Introduction to R Control Structures
Learn how to create a while loop in R programming language

A while loop in R programming is a function designed to execute some code until a condition is met. While the logical condition is TRUE, the code won’t stop executing. This type of loop is very useful for simulation studies. The R while loop is very similar to the for loop, but in the second you will define the number of iterations to execute.

While loop syntax

The while loop will execute some code until a logical condition is met. Therefore, while some condition is TRUE, R will DO something. For a while loop you need to use the while function with the following syntax:

while (logic_condition) {
    # Code
}

Take care!

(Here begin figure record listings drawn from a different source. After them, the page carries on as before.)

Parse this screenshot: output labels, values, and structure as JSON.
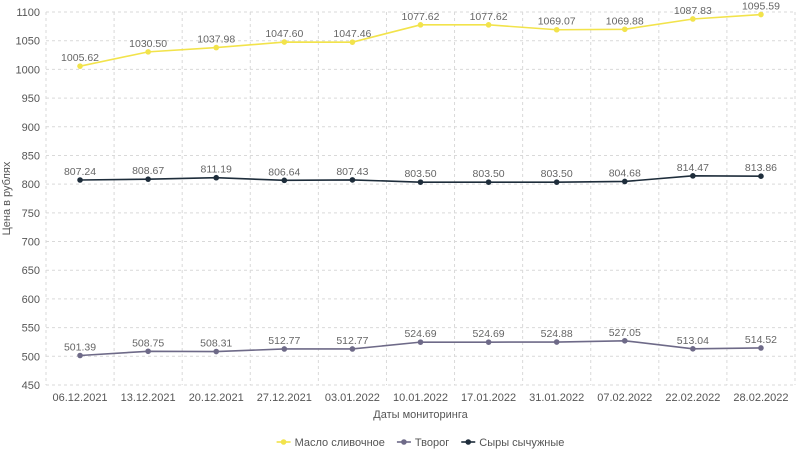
{
  "chart_data": {
    "type": "line",
    "title": "",
    "xlabel": "Даты мониторинга",
    "ylabel": "Цена в рублях",
    "ylim": [
      450,
      1100
    ],
    "ytick_step": 50,
    "grid": true,
    "legend_position": "bottom",
    "categories": [
      "06.12.2021",
      "13.12.2021",
      "20.12.2021",
      "27.12.2021",
      "03.01.2022",
      "10.01.2022",
      "17.01.2022",
      "31.01.2022",
      "07.02.2022",
      "22.02.2022",
      "28.02.2022"
    ],
    "series": [
      {
        "name": "Масло сливочное",
        "color": "#f2e34b",
        "values": [
          1005.62,
          1030.5,
          1037.98,
          1047.6,
          1047.46,
          1077.62,
          1077.62,
          1069.07,
          1069.88,
          1087.83,
          1095.59
        ],
        "labels": [
          "1005.62",
          "1030.50",
          "1037.98",
          "1047.60",
          "1047.46",
          "1077.62",
          "1077.62",
          "1069.07",
          "1069.88",
          "1087.83",
          "1095.59"
        ]
      },
      {
        "name": "Творог",
        "color": "#6e6a88",
        "values": [
          501.39,
          508.75,
          508.31,
          512.77,
          512.77,
          524.69,
          524.69,
          524.88,
          527.05,
          513.04,
          514.52
        ],
        "labels": [
          "501.39",
          "508.75",
          "508.31",
          "512.77",
          "512.77",
          "524.69",
          "524.69",
          "524.88",
          "527.05",
          "513.04",
          "514.52"
        ]
      },
      {
        "name": "Сыры сычужные",
        "color": "#1e2d3b",
        "values": [
          807.24,
          808.67,
          811.19,
          806.64,
          807.43,
          803.5,
          803.5,
          803.5,
          804.68,
          814.47,
          813.86
        ],
        "labels": [
          "807.24",
          "808.67",
          "811.19",
          "806.64",
          "807.43",
          "803.50",
          "803.50",
          "803.50",
          "804.68",
          "814.47",
          "813.86"
        ]
      }
    ]
  }
}
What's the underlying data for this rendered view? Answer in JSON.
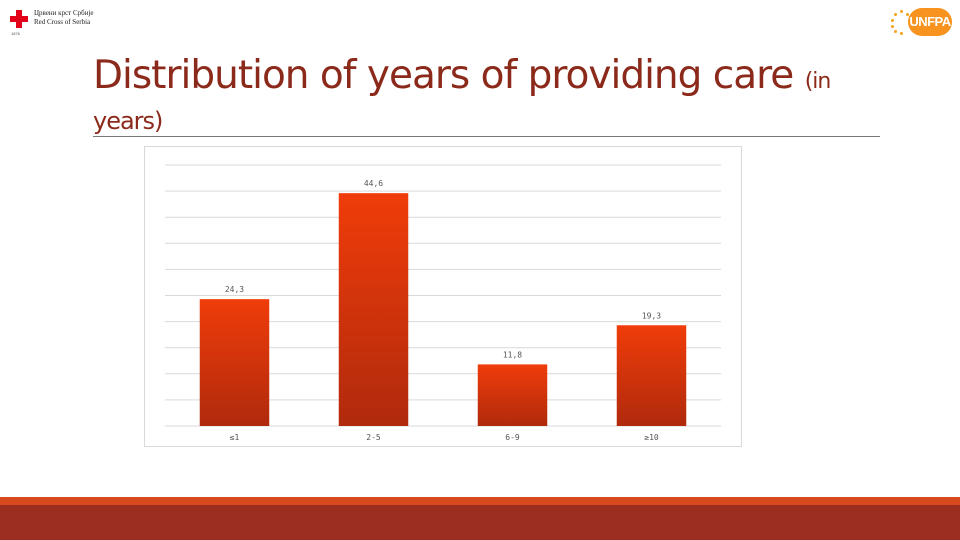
{
  "header": {
    "red_cross": {
      "line1": "Црвени крст Србије",
      "line2": "Red Cross of Serbia",
      "year": "1876"
    },
    "unfpa": {
      "label": "UNFPA"
    }
  },
  "slide": {
    "title_main": "Distribution of years of providing care",
    "title_small": "(in",
    "title_line2": "years)"
  },
  "chart_data": {
    "type": "bar",
    "title": "",
    "xlabel": "",
    "ylabel": "",
    "categories": [
      "≤1",
      "2-5",
      "6-9",
      "≥10"
    ],
    "values": [
      24.3,
      44.6,
      11.8,
      19.3
    ],
    "value_labels": [
      "24,3",
      "44,6",
      "11,8",
      "19,3"
    ],
    "ylim": [
      0,
      50
    ],
    "grid": true,
    "bar_color_top": "#f03c0a",
    "bar_color_bottom": "#b02a0c"
  },
  "colors": {
    "title": "#8b2a1a",
    "footer_top": "#d84a1e",
    "footer_main": "#9c2e21"
  }
}
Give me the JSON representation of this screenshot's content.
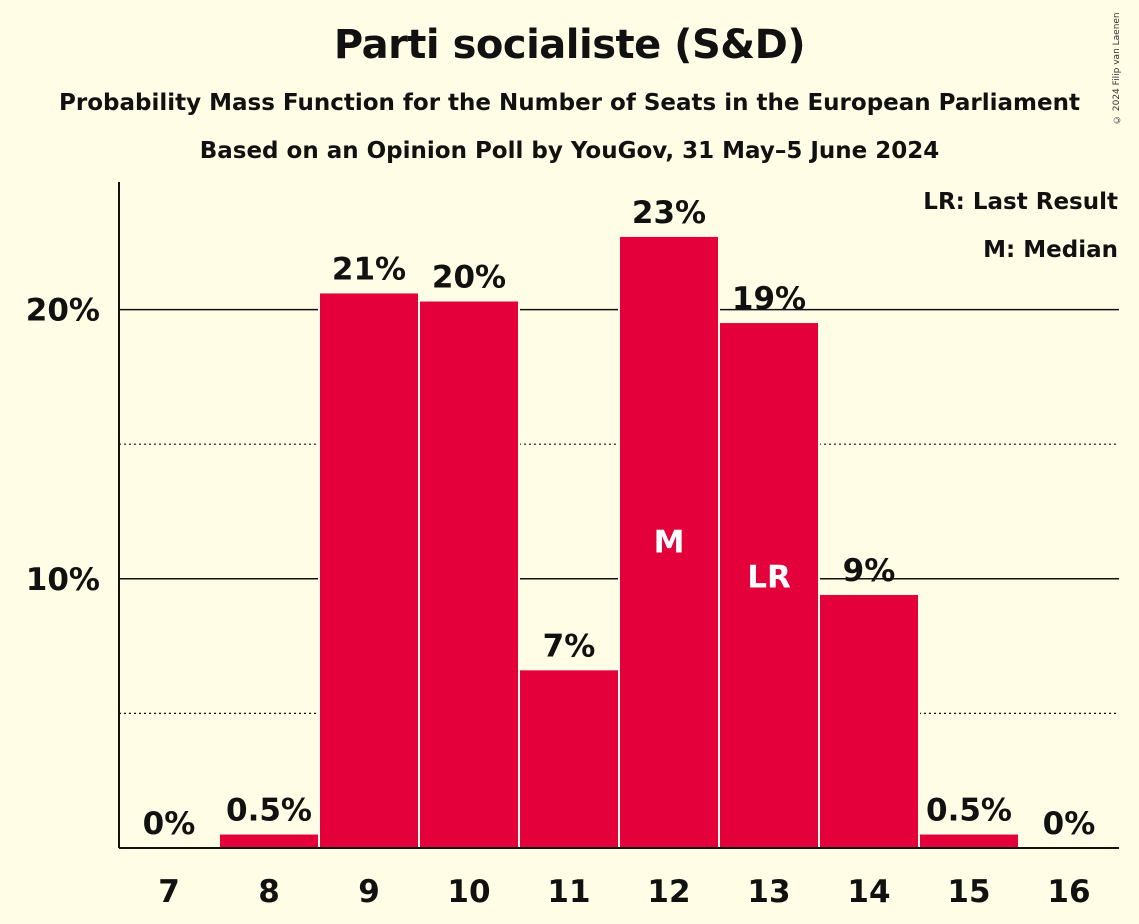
{
  "title": "Parti socialiste (S&D)",
  "subtitle": "Probability Mass Function for the Number of Seats in the European Parliament",
  "subtitle2": "Based on an Opinion Poll by YouGov, 31 May–5 June 2024",
  "copyright": "© 2024 Filip van Laenen",
  "legend": {
    "lr": "LR: Last Result",
    "median": "M: Median"
  },
  "colors": {
    "bar": "#E4003B",
    "background": "#FFFDE5",
    "text": "#111111"
  },
  "chart_data": {
    "type": "bar",
    "categories": [
      "7",
      "8",
      "9",
      "10",
      "11",
      "12",
      "13",
      "14",
      "15",
      "16"
    ],
    "values": [
      0,
      0.5,
      20.6,
      20.3,
      6.6,
      22.7,
      19.5,
      9.4,
      0.5,
      0
    ],
    "data_labels": [
      "0%",
      "0.5%",
      "21%",
      "20%",
      "7%",
      "23%",
      "19%",
      "9%",
      "0.5%",
      "0%"
    ],
    "markers": [
      {
        "category": "12",
        "label": "M"
      },
      {
        "category": "13",
        "label": "LR"
      }
    ],
    "yticks": [
      10,
      20
    ],
    "ytick_labels": [
      "10%",
      "20%"
    ],
    "minor_gridlines": [
      5,
      15
    ],
    "ylim": [
      0,
      25
    ],
    "legend_position": "top-right"
  }
}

While loops may never stop if the logic condition is always TRUE.

Examples of while loop in R

In this section we are going to show you some use cases for better understanding of the R while loop.

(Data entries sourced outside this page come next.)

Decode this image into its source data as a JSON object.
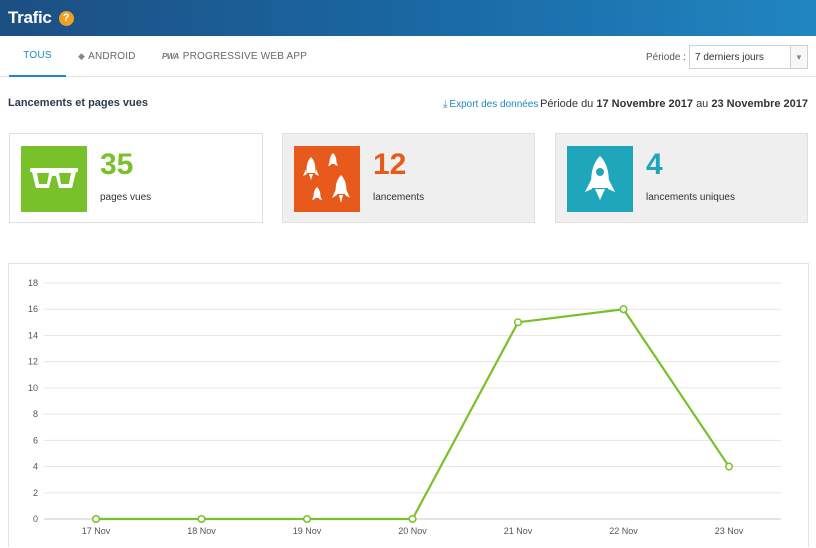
{
  "header": {
    "title": "Trafic",
    "help_icon": "question-icon"
  },
  "tabs": [
    {
      "label": "TOUS",
      "active": true
    },
    {
      "label": "ANDROID",
      "icon": "android-icon",
      "active": false
    },
    {
      "label": "PROGRESSIVE WEB APP",
      "icon": "pwa-icon",
      "icon_text": "PWA",
      "active": false
    }
  ],
  "period_select": {
    "label": "Période :",
    "selected": "7 derniers jours"
  },
  "section": {
    "title": "Lancements et pages vues",
    "export_label": "Export des données",
    "period_prefix": "Période du",
    "period_start": "17 Novembre 2017",
    "period_mid": "au",
    "period_end": "23 Novembre 2017"
  },
  "cards": [
    {
      "value": "35",
      "label": "pages vues",
      "color": "#79c12a",
      "icon": "glasses-icon"
    },
    {
      "value": "12",
      "label": "lancements",
      "color": "#e85a1b",
      "icon": "rockets-icon"
    },
    {
      "value": "4",
      "label": "lancements uniques",
      "color": "#1fa6bb",
      "icon": "rocket-icon"
    }
  ],
  "chart_data": {
    "type": "line",
    "categories": [
      "17 Nov",
      "18 Nov",
      "19 Nov",
      "20 Nov",
      "21 Nov",
      "22 Nov",
      "23 Nov"
    ],
    "values": [
      0,
      0,
      0,
      0,
      15,
      16,
      4
    ],
    "ylim": [
      0,
      18
    ],
    "yticks": [
      0,
      2,
      4,
      6,
      8,
      10,
      12,
      14,
      16,
      18
    ],
    "grid": true,
    "color": "#79c12a",
    "title": "",
    "xlabel": "",
    "ylabel": ""
  }
}
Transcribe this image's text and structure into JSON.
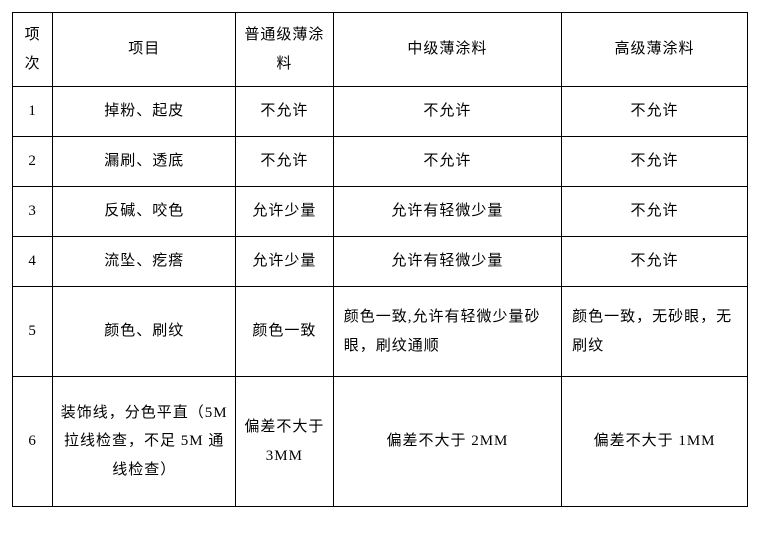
{
  "table": {
    "headers": {
      "index": "项次",
      "item": "项目",
      "normal": "普通级薄涂料",
      "mid": "中级薄涂料",
      "high": "高级薄涂料"
    },
    "rows": [
      {
        "index": "1",
        "item": "掉粉、起皮",
        "normal": "不允许",
        "mid": "不允许",
        "high": "不允许"
      },
      {
        "index": "2",
        "item": "漏刷、透底",
        "normal": "不允许",
        "mid": "不允许",
        "high": "不允许"
      },
      {
        "index": "3",
        "item": "反碱、咬色",
        "normal": "允许少量",
        "mid": "允许有轻微少量",
        "high": "不允许"
      },
      {
        "index": "4",
        "item": "流坠、疙瘩",
        "normal": "允许少量",
        "mid": "允许有轻微少量",
        "high": "不允许"
      },
      {
        "index": "5",
        "item": "颜色、刷纹",
        "normal": "颜色一致",
        "mid": "颜色一致,允许有轻微少量砂眼，刷纹通顺",
        "high": "颜色一致，无砂眼，无刷纹"
      },
      {
        "index": "6",
        "item": "装饰线，分色平直（5M 拉线检查，不足 5M 通线检查）",
        "normal": "偏差不大于 3MM",
        "mid": "偏差不大于 2MM",
        "high": "偏差不大于 1MM"
      }
    ]
  }
}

Factorial in R using while loop

The factorial of a non-negative integer is the multiplication of the integers from that number to 1. In mathematics is denoted by !. For example, the factorial of 3 is 3! = 3 \(\cdot\) 2 \(\cdot\) 1 = 6. Note that the factorial of 0 is 1.

factorialR <- function(x) {
  
  if (x == 0) {
    res <- 1
  } else {
  
  res <- x
  
    while(x > 1){
      res <- (x - 1) * res
      x <- x - 1
    }
  }
  return(res)
}

factorialR(8)
factorialR(0)
40320
1

However, it should be mentioned that these results could be achieved in different ways. In fact, in R there is already a base function named factorial, which is more efficient than the one in our example, as it is written in C.

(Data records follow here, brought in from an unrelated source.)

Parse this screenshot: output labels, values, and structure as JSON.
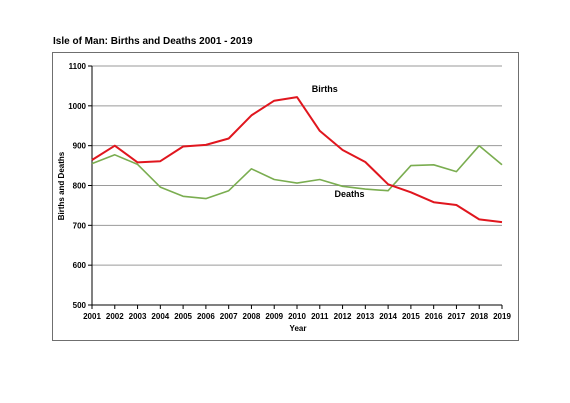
{
  "chart_data": {
    "type": "line",
    "title": "Isle of Man: Births and Deaths 2001 - 2019",
    "xlabel": "Year",
    "ylabel": "Births and Deaths",
    "ylim": [
      500,
      1100
    ],
    "yticks": [
      500,
      600,
      700,
      800,
      900,
      1000,
      1100
    ],
    "grid": true,
    "legend": "none (direct labels)",
    "x": [
      "2001",
      "2002",
      "2003",
      "2004",
      "2005",
      "2006",
      "2007",
      "2008",
      "2009",
      "2010",
      "2011",
      "2012",
      "2013",
      "2014",
      "2015",
      "2016",
      "2017",
      "2018",
      "2019"
    ],
    "series": [
      {
        "name": "Births",
        "color": "#e0161e",
        "label_x": "2011",
        "label_y": 1035,
        "values": [
          864,
          900,
          858,
          861,
          898,
          902,
          918,
          976,
          1013,
          1022,
          937,
          889,
          859,
          803,
          783,
          758,
          751,
          715,
          708
        ]
      },
      {
        "name": "Deaths",
        "color": "#7aad50",
        "label_x": "2012",
        "label_y": 771,
        "values": [
          855,
          877,
          853,
          796,
          773,
          767,
          787,
          842,
          815,
          806,
          815,
          798,
          791,
          787,
          850,
          852,
          835,
          900,
          852
        ]
      }
    ]
  }
}
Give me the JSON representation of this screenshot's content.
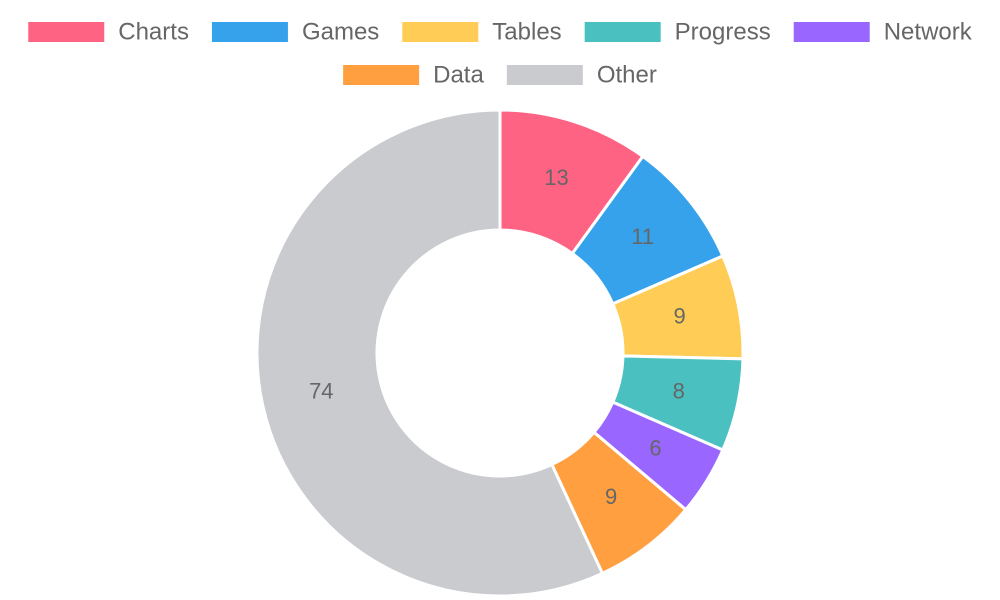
{
  "chart_data": {
    "type": "doughnut",
    "categories": [
      "Charts",
      "Games",
      "Tables",
      "Progress",
      "Network",
      "Data",
      "Other"
    ],
    "values": [
      13,
      11,
      9,
      8,
      6,
      9,
      74
    ],
    "colors": [
      "#ff6384",
      "#36a2eb",
      "#ffcd56",
      "#4bc0c0",
      "#9966ff",
      "#ff9f40",
      "#c9cbcf"
    ],
    "legend": "top"
  }
}
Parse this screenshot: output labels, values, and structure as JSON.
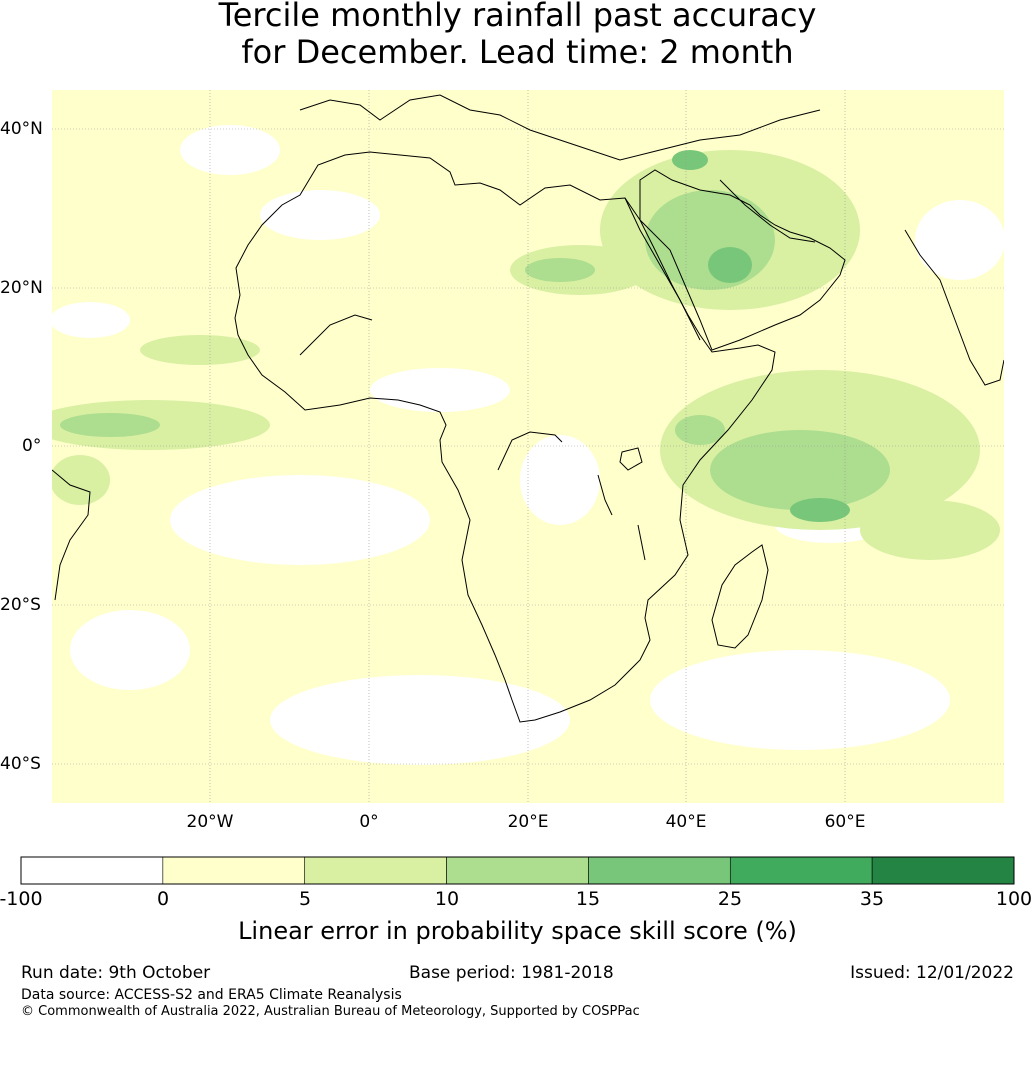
{
  "title": {
    "line1": "Tercile monthly rainfall past accuracy",
    "line2": "for December. Lead time: 2 month"
  },
  "map": {
    "lat_labels": [
      "40°N",
      "20°N",
      "0°",
      "20°S",
      "40°S"
    ],
    "lon_labels": [
      "20°W",
      "0°",
      "20°E",
      "40°E",
      "60°E"
    ]
  },
  "colorbar": {
    "tick_labels": [
      "-100",
      "0",
      "5",
      "10",
      "15",
      "25",
      "35",
      "100"
    ],
    "colors": [
      "#ffffff",
      "#ffffcc",
      "#d9f0a3",
      "#addd8e",
      "#78c679",
      "#41ab5d",
      "#238443"
    ],
    "title": "Linear error in probability space skill score (%)"
  },
  "footer": {
    "run_date": "Run date: 9th October",
    "base_period": "Base period: 1981-2018",
    "issued": "Issued: 12/01/2022",
    "data_source": "Data source: ACCESS-S2 and ERA5 Climate Reanalysis",
    "copyright": "© Commonwealth of Australia 2022, Australian Bureau of Meteorology, Supported by COSPPac"
  }
}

First square exceeding some number with while loop

Suppose we want to know the first positive integer number which square exceeds 4000, we can do:

# Variable initialization
n <- 0
square <- 0

# While loop
while(square <= 4000) {
    n <- n + 1
    square <- n ^ 2
}

# Results
n        # 64
square   # 4096

Sum of two vectors

As a last example, we can create a while loop that sums two vectors. In this case we are going to sum the vectors named x and y.

x <- c(1, 2, 3, 4)
y <- c(0, 0, 5, 1)
n <- length(x)
i <- 0
z <- numeric(n)

while (i <= n) {
    z[i] <- x[i] + y[i]
    i <- i + 1
}

z
1  2  8  5

Obviously this could be achieved just with the + operator.

Simulation of n random trails inside a circle

Suppose you want to simulate n random trails inside a circle of radius r: For that purpose you can do the following:

n <- 5      # Number of trails
radius <- 1 # Circle radius
counter <- 0
data <- matrix(nrow = n, ncol = 2)

while (counter < n) {
    xaux <- runif(2, min = -radius, max = radius)
    if (sqrt(xaux[1] ** 2 + xaux[2] ** 2) < radius) {
        counter <- counter + 1
        data[counter, ] <- xaux
    }
}

data
        [, 1]      [, 2]
[1,]  0.7228765  -0.3418237
[2,] -0.1762560  -0.9262462
[3,]  0.7169295   0.2026573
[4,] -0.3739910   0.2346970
[5,]  0.4458186  -0.6395707